PrivacyRepealing FCC’s privacy rules: A serious blow to privacy, cybersecurity

Published 29 March 2017

In the end, the cybersecurity implications of repealing the FCC’s privacy rules come from simple logic. If the privacy rules are repealed, Internet providers will resume and accelerate these dangerous practices with the aim of monetizing their customers’ browsing history and app usage. But in order to do that, Internet providers will need to record and store even more sensitive data on their customers, which will become a target for hackers. Internet providers will also be incentivized to break their customers’ security, so they can see all the valuable encrypted data their customers send. And when Internet providers break their customers’ security, you can be sure malicious hackers will be right on their heels. The net result is simple: repealing the FCC’s privacy rules won’t just be a disaster for Americans’ privacy. It will be a disaster for America’s cybersecurity, too.

On Sunday, two days before the Tuesday vote in the House to kill the FCC’s browsing privacy rules, Peter Eckersley, the Chief Computer Scientist for the Electronic Frontier Foundation, and Jeremy Gillula, EFF’s Senior Staff Technologist, posted the following notes on the EFF’s Deeplinks Blog:

Five ways cybersecurity will suffer if Congress repeals the FCC privacy rules
Back in October of 2016, the Federal Communications Commission passed some pretty awesome rules that would bar your Internet provider from invading your privacy. The rules would keep Internet providers like Comcast and Time Warner Cable from doing things like selling your personal information to marketers, inserting undetectable tracking headers into your traffic, or recording your browsing history to build up a behavioral advertising profile on you—unless they got your permission first. The rules were a huge victory for U.S. Internet users who value their privacy.

But last Thursday [23 March], Republicans in the Senate voted to repeal those rules. If the House of Representatives votes the same way [which the House did, on 28 march] and the rules are repealed, it’s pretty obvious that the results for Americans’ privacy will be disastrous.

But what many people don’t realize is that Americans’ cybersecurity is also at risk. That’s because privacy and security are two sides of the same coin: privacy is about controlling who has access to information about you, and security is how you maintain that control. You usually can’t break one without breaking the other, and that’s especially true in this context.
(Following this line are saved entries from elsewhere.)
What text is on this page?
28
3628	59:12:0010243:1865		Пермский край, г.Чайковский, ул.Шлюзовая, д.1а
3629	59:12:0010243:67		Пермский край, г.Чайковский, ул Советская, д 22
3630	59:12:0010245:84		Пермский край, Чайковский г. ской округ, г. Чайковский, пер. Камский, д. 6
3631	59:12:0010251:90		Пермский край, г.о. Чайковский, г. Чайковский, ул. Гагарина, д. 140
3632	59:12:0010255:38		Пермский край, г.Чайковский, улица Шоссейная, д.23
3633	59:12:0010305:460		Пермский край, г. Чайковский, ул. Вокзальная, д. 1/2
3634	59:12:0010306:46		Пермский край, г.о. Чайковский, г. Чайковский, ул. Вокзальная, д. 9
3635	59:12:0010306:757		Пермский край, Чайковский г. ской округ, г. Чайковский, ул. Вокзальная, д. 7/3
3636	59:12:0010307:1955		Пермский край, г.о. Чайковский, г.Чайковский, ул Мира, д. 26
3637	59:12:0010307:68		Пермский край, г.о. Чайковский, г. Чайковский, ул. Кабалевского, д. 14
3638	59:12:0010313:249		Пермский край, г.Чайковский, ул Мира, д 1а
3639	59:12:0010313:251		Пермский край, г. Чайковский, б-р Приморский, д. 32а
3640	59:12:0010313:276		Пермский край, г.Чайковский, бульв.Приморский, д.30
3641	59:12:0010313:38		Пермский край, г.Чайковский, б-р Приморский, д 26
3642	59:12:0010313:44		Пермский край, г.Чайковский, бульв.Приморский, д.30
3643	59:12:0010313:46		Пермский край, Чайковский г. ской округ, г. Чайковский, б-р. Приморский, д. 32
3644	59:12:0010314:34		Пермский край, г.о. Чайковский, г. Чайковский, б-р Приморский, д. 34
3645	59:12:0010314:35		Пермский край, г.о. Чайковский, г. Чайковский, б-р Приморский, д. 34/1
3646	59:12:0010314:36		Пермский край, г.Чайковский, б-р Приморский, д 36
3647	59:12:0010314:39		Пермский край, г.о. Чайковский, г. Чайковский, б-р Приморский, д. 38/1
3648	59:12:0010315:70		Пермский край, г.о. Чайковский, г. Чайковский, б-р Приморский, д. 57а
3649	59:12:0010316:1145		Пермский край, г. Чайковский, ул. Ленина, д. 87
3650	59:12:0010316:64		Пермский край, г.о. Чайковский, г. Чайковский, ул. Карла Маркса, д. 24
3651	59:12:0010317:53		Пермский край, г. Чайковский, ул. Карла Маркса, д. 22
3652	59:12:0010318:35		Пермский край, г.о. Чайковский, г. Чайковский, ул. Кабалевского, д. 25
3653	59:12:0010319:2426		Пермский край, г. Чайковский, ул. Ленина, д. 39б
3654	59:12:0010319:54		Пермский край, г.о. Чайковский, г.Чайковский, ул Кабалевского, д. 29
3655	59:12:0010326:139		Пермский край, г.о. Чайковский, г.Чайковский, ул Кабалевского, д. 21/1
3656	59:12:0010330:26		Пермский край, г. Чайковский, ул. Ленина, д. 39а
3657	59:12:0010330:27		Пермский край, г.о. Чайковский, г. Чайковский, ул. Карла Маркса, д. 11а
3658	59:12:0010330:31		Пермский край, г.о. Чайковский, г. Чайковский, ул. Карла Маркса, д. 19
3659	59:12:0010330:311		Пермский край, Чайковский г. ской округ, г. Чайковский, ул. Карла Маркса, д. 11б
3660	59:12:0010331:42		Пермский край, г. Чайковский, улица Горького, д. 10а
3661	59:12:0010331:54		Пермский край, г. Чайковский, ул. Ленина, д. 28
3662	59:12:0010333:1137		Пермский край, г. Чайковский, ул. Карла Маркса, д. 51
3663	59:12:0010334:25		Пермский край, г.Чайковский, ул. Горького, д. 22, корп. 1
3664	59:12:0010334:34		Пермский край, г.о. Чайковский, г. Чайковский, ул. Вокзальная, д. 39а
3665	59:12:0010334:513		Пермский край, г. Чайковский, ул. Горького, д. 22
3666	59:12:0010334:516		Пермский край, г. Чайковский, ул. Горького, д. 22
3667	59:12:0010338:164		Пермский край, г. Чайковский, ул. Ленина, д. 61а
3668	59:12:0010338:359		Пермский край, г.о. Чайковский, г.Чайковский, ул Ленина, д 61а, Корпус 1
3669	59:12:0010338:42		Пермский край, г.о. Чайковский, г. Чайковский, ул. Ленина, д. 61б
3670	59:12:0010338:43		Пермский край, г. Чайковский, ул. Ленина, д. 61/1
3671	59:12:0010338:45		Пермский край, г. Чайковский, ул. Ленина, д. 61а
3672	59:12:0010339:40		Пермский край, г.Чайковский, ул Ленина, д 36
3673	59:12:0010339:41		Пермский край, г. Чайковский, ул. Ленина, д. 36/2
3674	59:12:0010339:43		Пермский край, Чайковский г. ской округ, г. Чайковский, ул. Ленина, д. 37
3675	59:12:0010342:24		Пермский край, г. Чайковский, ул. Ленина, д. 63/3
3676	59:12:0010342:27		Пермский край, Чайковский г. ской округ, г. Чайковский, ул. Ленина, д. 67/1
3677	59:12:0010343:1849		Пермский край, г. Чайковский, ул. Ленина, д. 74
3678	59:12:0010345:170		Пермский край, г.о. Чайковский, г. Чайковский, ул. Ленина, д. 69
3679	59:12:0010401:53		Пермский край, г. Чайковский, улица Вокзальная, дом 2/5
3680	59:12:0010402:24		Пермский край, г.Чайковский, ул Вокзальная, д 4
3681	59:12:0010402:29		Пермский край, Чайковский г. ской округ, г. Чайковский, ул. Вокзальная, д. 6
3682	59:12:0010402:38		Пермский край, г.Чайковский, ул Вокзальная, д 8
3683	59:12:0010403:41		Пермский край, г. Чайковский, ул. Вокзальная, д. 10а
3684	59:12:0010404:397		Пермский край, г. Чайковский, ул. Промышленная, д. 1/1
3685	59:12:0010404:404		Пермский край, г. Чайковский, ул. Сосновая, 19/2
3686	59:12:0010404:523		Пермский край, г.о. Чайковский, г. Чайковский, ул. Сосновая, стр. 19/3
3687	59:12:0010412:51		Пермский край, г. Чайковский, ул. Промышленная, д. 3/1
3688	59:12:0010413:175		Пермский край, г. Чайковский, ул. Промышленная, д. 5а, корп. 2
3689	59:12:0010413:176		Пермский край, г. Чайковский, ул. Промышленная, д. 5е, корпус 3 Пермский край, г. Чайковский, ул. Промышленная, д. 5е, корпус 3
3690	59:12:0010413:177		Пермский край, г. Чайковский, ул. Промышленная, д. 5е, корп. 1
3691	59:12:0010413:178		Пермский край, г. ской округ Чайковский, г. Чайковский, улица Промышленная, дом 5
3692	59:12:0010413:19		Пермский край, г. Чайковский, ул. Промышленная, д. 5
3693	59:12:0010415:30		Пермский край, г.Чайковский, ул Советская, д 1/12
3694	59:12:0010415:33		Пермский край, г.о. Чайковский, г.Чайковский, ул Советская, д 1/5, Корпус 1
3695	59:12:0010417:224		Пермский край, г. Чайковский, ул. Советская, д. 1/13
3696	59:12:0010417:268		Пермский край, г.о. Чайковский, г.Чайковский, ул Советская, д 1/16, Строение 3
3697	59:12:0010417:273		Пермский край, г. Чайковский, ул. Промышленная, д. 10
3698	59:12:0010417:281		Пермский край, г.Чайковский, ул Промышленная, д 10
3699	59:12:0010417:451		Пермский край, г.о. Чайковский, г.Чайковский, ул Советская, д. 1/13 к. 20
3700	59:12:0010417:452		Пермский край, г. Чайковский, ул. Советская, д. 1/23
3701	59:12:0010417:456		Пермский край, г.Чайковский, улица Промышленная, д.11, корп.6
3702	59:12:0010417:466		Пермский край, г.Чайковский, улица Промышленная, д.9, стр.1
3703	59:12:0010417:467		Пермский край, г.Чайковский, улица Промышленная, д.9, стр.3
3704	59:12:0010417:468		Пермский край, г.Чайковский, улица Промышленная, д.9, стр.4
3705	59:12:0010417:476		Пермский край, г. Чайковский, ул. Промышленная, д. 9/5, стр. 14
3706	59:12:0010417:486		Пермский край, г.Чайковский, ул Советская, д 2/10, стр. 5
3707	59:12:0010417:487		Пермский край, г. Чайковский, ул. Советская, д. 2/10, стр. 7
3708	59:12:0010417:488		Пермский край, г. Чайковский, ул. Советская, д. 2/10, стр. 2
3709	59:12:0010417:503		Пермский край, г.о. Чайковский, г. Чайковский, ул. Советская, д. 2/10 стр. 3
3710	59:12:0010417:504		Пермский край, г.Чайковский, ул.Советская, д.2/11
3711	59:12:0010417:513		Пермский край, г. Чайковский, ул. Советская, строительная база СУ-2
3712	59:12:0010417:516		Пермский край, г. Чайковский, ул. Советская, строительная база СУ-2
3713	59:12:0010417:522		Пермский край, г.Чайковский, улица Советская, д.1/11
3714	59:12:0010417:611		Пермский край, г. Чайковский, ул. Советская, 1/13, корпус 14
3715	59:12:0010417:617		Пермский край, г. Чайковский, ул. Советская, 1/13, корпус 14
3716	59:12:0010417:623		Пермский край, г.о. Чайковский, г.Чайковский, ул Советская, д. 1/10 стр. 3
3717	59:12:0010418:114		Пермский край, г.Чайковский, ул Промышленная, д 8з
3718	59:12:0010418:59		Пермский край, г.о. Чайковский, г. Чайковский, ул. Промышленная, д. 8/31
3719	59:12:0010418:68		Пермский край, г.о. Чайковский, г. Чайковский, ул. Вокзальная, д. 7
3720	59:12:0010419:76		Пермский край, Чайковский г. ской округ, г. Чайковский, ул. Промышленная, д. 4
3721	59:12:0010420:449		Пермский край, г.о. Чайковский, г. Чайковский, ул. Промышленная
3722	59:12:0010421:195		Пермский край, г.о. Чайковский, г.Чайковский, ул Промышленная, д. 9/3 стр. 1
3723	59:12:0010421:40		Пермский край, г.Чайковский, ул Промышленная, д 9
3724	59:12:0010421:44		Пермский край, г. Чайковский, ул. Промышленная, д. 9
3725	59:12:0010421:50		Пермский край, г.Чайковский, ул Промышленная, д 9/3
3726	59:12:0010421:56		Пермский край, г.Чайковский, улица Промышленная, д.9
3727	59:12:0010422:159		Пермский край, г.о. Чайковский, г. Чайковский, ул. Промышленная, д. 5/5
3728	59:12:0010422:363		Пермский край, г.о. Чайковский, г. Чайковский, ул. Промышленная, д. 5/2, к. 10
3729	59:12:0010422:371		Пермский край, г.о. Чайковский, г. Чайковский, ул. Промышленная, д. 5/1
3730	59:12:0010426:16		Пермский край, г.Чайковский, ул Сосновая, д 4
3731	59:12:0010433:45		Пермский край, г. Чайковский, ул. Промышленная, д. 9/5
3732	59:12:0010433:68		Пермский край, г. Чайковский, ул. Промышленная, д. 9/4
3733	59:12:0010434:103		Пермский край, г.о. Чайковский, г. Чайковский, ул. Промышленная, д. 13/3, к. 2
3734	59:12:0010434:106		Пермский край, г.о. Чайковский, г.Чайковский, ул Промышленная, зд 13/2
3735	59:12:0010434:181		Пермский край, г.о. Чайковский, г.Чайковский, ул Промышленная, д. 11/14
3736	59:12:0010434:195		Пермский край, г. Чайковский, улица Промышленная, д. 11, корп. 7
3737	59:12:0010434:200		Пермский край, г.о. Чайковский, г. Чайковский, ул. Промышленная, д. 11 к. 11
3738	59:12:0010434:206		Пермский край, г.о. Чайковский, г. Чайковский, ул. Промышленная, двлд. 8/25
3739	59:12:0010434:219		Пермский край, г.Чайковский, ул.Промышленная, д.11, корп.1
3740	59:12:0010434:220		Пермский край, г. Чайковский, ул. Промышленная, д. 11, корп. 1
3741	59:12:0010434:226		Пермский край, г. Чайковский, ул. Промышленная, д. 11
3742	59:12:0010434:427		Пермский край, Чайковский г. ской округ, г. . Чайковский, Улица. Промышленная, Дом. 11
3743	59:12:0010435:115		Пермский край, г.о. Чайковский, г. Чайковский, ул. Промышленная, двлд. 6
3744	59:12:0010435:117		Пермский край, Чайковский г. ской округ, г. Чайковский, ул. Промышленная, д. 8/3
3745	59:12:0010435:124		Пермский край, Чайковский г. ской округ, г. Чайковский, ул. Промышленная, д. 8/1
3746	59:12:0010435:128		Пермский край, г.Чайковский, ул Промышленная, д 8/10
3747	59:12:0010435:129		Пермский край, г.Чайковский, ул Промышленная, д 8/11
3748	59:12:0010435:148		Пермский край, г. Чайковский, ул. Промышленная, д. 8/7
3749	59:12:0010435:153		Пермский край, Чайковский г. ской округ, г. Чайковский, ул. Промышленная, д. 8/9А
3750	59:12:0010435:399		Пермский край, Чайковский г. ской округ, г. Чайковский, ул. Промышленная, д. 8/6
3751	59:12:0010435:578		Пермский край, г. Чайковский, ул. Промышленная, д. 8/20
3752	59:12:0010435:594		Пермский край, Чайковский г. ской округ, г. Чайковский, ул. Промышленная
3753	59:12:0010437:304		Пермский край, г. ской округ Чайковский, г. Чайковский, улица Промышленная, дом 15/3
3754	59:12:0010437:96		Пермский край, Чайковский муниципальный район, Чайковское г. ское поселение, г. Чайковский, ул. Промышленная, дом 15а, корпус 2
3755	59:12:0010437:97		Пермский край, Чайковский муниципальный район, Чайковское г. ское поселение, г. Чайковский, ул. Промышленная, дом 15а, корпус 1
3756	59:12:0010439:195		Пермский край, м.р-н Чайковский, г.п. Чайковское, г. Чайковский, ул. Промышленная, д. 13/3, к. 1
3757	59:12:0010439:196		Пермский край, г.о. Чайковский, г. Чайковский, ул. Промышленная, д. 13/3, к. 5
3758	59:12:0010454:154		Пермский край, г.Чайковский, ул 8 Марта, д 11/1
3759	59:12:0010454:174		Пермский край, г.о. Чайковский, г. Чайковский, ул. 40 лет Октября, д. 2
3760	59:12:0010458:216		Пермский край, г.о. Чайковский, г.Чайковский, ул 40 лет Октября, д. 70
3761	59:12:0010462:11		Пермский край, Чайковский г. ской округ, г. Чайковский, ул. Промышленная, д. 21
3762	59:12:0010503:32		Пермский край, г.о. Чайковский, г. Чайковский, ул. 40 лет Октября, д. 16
To show how, here are five ways repealing the FCC’s privacy rules will weaken Americans’ cybersecurity.

Risk #1: Snooping on traffic (and creating new targets for hackers)
In order for Internet providers to make money off your browsing history, they first have to collect that information—what sort of websites you’re browsing, metadata about whom you’re talking to, and maybe even what search terms you’re using. Internet providers will also need to store that information somewhere, in order to build up a targeted advertising profile of you. So where’s the cybersecurity risk?